Minggu, 28 Desember 2008

Nama : Nasrullah
NM : 07400012
Kelas : III/A
Tugas : Hukum Administrasi Negara (UAS)

1.
(1.a) Ada banyak sanksi-sanksi yang diatur dalam peraturan perundang-undangan kita, seperti misalnya dalam Undang-undang kepegawaian (Undang-Undang No. 43 Tahun 1999 Tentang Perubahan atas Undang-Undang No. 8 Tahun 1974 Tentang Pokok-Pokok Kepegawaian), dalam Undang-Undang Tentang Lalu Lintas dan Angkutan Jalan (Undang-Undang No. 14 Tahun 1992 Tentang Lalu Lintas dan Angkutan Jalan).
Di Indonesia, paksaan pemerintah (bestuurdwang) sudah dikenal sejak diundangkannya Undang-undang Nomor 1 Tahun 1960 tentang Larangan Pemakaian tanah Tanpa Ijin yang Berhak atau Kuasanya. Undang-undang tersebut memberi kewenangan kepada penguasa daerah pada waktu itu untuk bertindak secara bestuurdwang. Tindakan bestuurdwang dimaksud yakni wewenang bagi Penguasa Daerah guna memerintahkan kepada seorang pemakai tanah tanpa izin untuk mengosongkan tanah yang bersangkutan dengan segala bidang dan orang yang menerima hak dari padanya atau dalam hal setelah berlakunya tenggang waktu yang ditentukan di dalam perintah pengosongan dan ternyata belum dipenuhi oleh yang bersangkutan, maka penguasa daerah yang bersangkutan atau pejabat yang diberi perintah olehnya melaksanakan pengosongan atas biaya pemakai tanah sendiri. Sementara itu di Belanda, paksaan pemerintah merupakan tindakan nyata yang dilakukan oleh organ pemerintah atau atas nama pemerintah untuk memindahkan, mengosongkan, menghalang-halangi, memperbaiki pada keadaan semula apa yang telah dilakukan atau sedang dilakukan yang bertentangan dengan kewajiban-kewajiban yang ditentukan dalam peraturan perundang-undangan.

(1.b) Pelaksanaan paksaan pemerintah (bestuurdwang) adalah wewenang, bukan kewajiban. Artinya, sebelum menjalankan bestuurdwang, badan pemerintah wajib mempertimbangkan semua kepentingan yang terkait. Di antara yang harus dipertimbangkan adalah kepentingan umum yang dirugikan oleh keadaan ilegal; kepentingan pencegahan pengaruh preseden; dan kepentingan pihak ketiga (biasanya bagi orang-orang yang diam di sekitarnya). Selain pertimbangan di atas, patut pula dipertimbangkan kepentingan dari pelanggar dengan dipertahankannya keadaan yang ilegal; masalah-masalah praktis atau ketidakmungkinan; pembiayaan yang tinggi dari paksaan pemerintah (bestuurdwang); dan jika perlu ditindak sesuai hukum pidana (tidak menggunakan instrumen hukum administrasi).

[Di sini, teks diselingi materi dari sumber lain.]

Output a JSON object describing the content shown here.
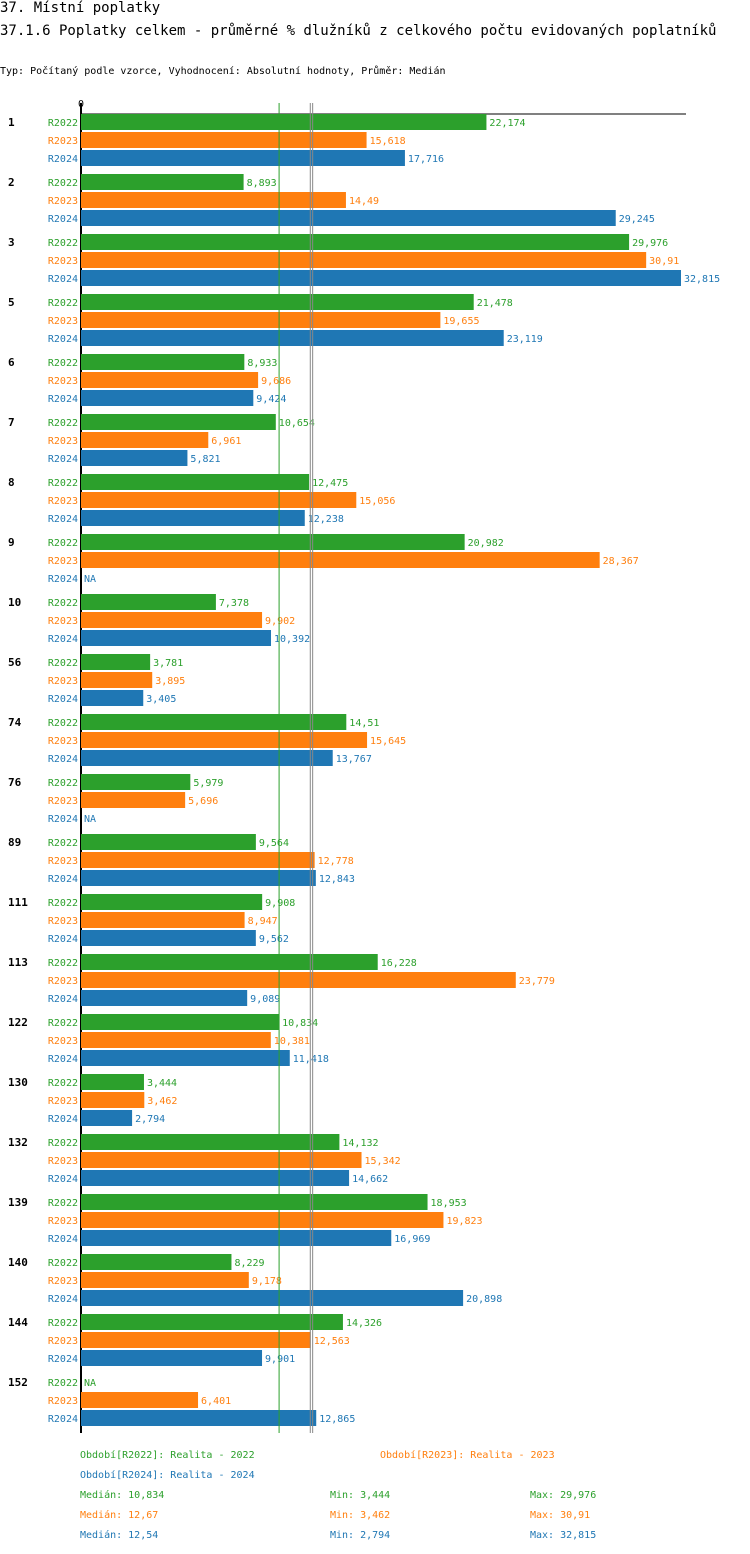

Pelaksanaan paksaan pemerintah (bestuurdwang) wajib didahului dengan surat peringatan tertulis yang dituangkan dalam bentuk KTUN. KTUN dimaksud harus dikeluarkan oleh Pejabat/Bada Tata Usaha yang berwenang seperti Kepala Daerah. Surat peringatan tertulis tersebut harus memenuhi syarat-syarat sebagai berikut:
a. Peringatan itu tidak dapat diadakan secara tanpa ikatan.

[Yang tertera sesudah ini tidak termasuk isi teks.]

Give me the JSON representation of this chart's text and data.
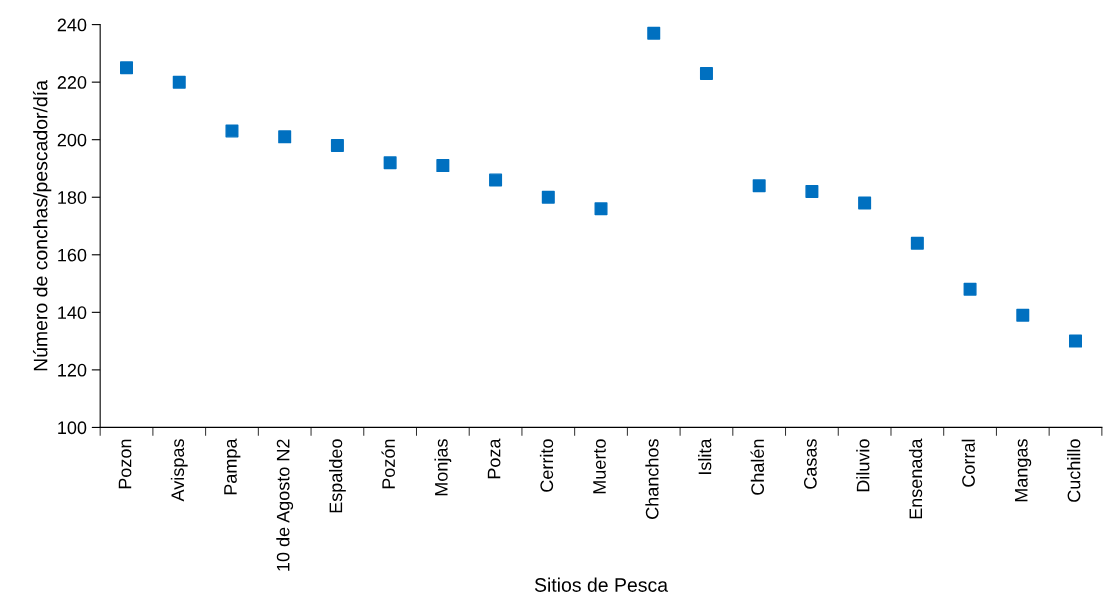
{
  "chart_data": {
    "type": "scatter",
    "xlabel": "Sitios de Pesca",
    "ylabel": "Número de conchas/pescador/día",
    "categories": [
      "Pozon",
      "Avispas",
      "Pampa",
      "10 de Agosto N2",
      "Espaldeo",
      "Pozón",
      "Monjas",
      "Poza",
      "Cerrito",
      "Muerto",
      "Chanchos",
      "Islita",
      "Chalén",
      "Casas",
      "Diluvio",
      "Ensenada",
      "Corral",
      "Mangas",
      "Cuchillo"
    ],
    "series": [
      {
        "color": "#0070c0",
        "values": [
          225,
          220,
          203,
          201,
          198,
          192,
          191,
          186,
          180,
          176,
          237,
          223,
          184,
          182,
          178,
          164,
          148,
          139,
          130
        ]
      }
    ],
    "ylim": [
      100,
      240
    ],
    "yticks": [
      100,
      120,
      140,
      160,
      180,
      200,
      220,
      240
    ],
    "grid": false,
    "legend": false,
    "marker": "square"
  }
}
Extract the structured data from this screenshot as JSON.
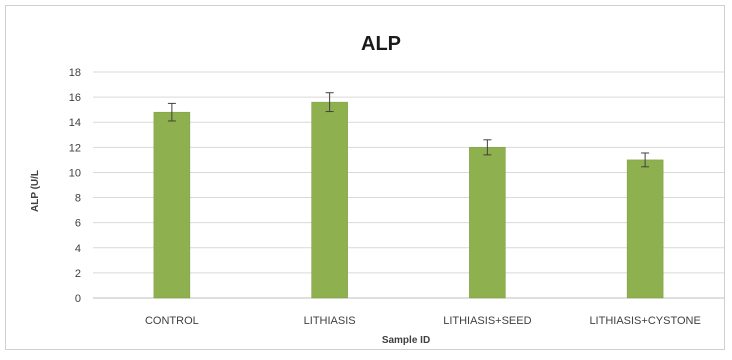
{
  "chart_data": {
    "type": "bar",
    "title": "ALP",
    "xlabel": "Sample ID",
    "ylabel": "ALP (U/L",
    "categories": [
      "CONTROL",
      "LITHIASIS",
      "LITHIASIS+SEED",
      "LITHIASIS+CYSTONE"
    ],
    "values": [
      14.8,
      15.6,
      12.0,
      11.0
    ],
    "errors": [
      0.7,
      0.75,
      0.6,
      0.55
    ],
    "ylim": [
      0,
      18
    ],
    "yticks": [
      0,
      2,
      4,
      6,
      8,
      10,
      12,
      14,
      16,
      18
    ],
    "grid": true,
    "legend": "none",
    "bar_color": "#8fb04e",
    "bar_edge_color": "#7a9a3e",
    "error_color": "#404040",
    "grid_color": "#d9d9d9"
  }
}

b. Perintah tertulis/peringatan tertulis harus memuat perintah yang jelas. Harus ditentukan apa yang harus dilakukan oleh warga negara yang mendapat surat pemberitahuan guna mencegah pemerintah mengambil tindakan-tindakan nyata.
c. Surat perintah harus memuat ketentuan-ketentuan peraturan perundang-undangan mana yang dilanggar.

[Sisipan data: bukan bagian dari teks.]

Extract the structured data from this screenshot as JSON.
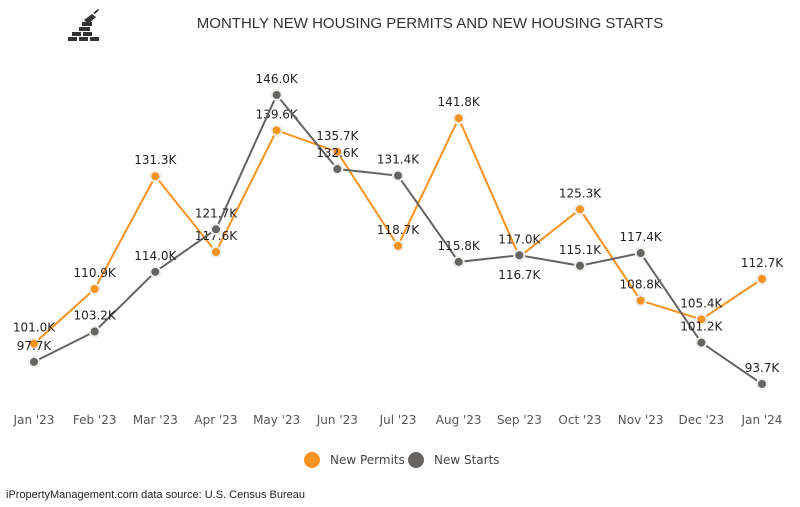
{
  "chart_data": {
    "type": "line",
    "title": "MONTHLY NEW HOUSING PERMITS AND NEW HOUSING STARTS",
    "categories": [
      "Jan '23",
      "Feb '23",
      "Mar '23",
      "Apr '23",
      "May '23",
      "Jun '23",
      "Jul '23",
      "Aug '23",
      "Sep '23",
      "Oct '23",
      "Nov '23",
      "Dec '23",
      "Jan '24"
    ],
    "series": [
      {
        "name": "New Permits",
        "color": "#f7931e",
        "values": [
          101.0,
          110.9,
          131.3,
          117.6,
          139.6,
          135.7,
          118.7,
          141.8,
          116.7,
          125.3,
          108.8,
          105.4,
          112.7
        ],
        "labels": [
          "101.0K",
          "110.9K",
          "131.3K",
          "117.6K",
          "139.6K",
          "135.7K",
          "118.7K",
          "141.8K",
          "116.7K",
          "125.3K",
          "108.8K",
          "105.4K",
          "112.7K"
        ]
      },
      {
        "name": "New Starts",
        "color": "#666461",
        "values": [
          97.7,
          103.2,
          114.0,
          121.7,
          146.0,
          132.6,
          131.4,
          115.8,
          117.0,
          115.1,
          117.4,
          101.2,
          93.7
        ],
        "labels": [
          "97.7K",
          "103.2K",
          "114.0K",
          "121.7K",
          "146.0K",
          "132.6K",
          "131.4K",
          "115.8K",
          "117.0K",
          "115.1K",
          "117.4K",
          "101.2K",
          "93.7K"
        ]
      }
    ],
    "xlabel": "",
    "ylabel": "",
    "grid": false,
    "legend": "bottom"
  },
  "logo": {
    "icon": "brick-wall-trowel-icon"
  },
  "footer": {
    "source": "iPropertyManagement.com data source: U.S. Census Bureau"
  }
}
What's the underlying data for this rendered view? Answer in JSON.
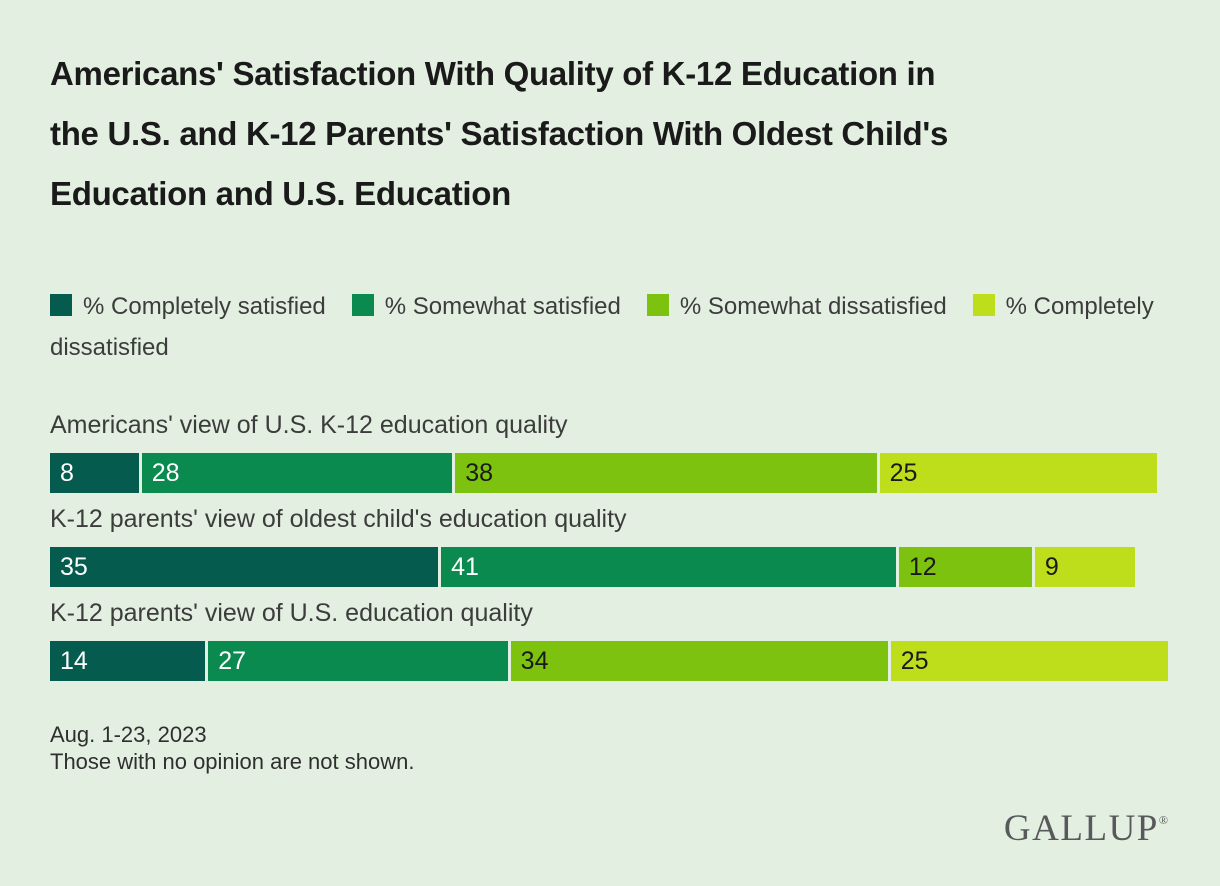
{
  "theme": {
    "background": "#E3F0E1",
    "title_color": "#1A1A1A",
    "text_color": "#3C3C3C",
    "logo_color": "#57595B"
  },
  "title": {
    "full": "Americans' Satisfaction With Quality of K-12 Education in the U.S. and K-12 Parents' Satisfaction With Oldest Child's Education and U.S. Education",
    "lines": [
      "Americans' Satisfaction With Quality of K-12 Education in",
      "the U.S. and K-12 Parents' Satisfaction With Oldest Child's",
      "Education and U.S. Education"
    ]
  },
  "legend": [
    {
      "label": "% Completely satisfied",
      "color": "#045B4E"
    },
    {
      "label": "% Somewhat satisfied",
      "color": "#0B8A4F"
    },
    {
      "label": "% Somewhat dissatisfied",
      "color": "#7CC20E"
    },
    {
      "label": "% Completely dissatisfied",
      "color": "#BEDD1A"
    }
  ],
  "chart_data": {
    "type": "bar",
    "stacked": true,
    "orientation": "horizontal",
    "legend_position": "top",
    "data_labels": true,
    "value_unit": "percent",
    "xlim": [
      0,
      100
    ],
    "categories": [
      "Americans' view of U.S. K-12 education quality",
      "K-12 parents' view of oldest child's education quality",
      "K-12 parents' view of U.S. education quality"
    ],
    "series": [
      {
        "name": "% Completely satisfied",
        "color": "#045B4E",
        "label_color": "#FFFFFF",
        "values": [
          8,
          35,
          14
        ]
      },
      {
        "name": "% Somewhat satisfied",
        "color": "#0B8A4F",
        "label_color": "#FFFFFF",
        "values": [
          28,
          41,
          27
        ]
      },
      {
        "name": "% Somewhat dissatisfied",
        "color": "#7CC20E",
        "label_color": "#1A1A1A",
        "values": [
          38,
          12,
          34
        ]
      },
      {
        "name": "% Completely dissatisfied",
        "color": "#BEDD1A",
        "label_color": "#1A1A1A",
        "values": [
          25,
          9,
          25
        ]
      }
    ]
  },
  "footer": {
    "date": "Aug. 1-23, 2023",
    "note": "Those with no opinion are not shown."
  },
  "branding": {
    "logo": "GALLUP",
    "trademark": "®"
  }
}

d. Harus ditentukan suatu jangka waktu perintah harus dilaksanakan.
e. Perintah harus ditujukan pada yang berkepentingan, yang menurut kenyataan memang juga mampu mengakhiri pelanggaran itu. Bisa ditujukan langsung kepada pelanggar atau pihak yang memiliki tempat yang digunakan oleh pelanggar.
f. Eksplisit atau implisit harus nyata bahwa biaya-biaya dalam hal tata usaha negara harus berindak, akan dibebankan pada pelanggar.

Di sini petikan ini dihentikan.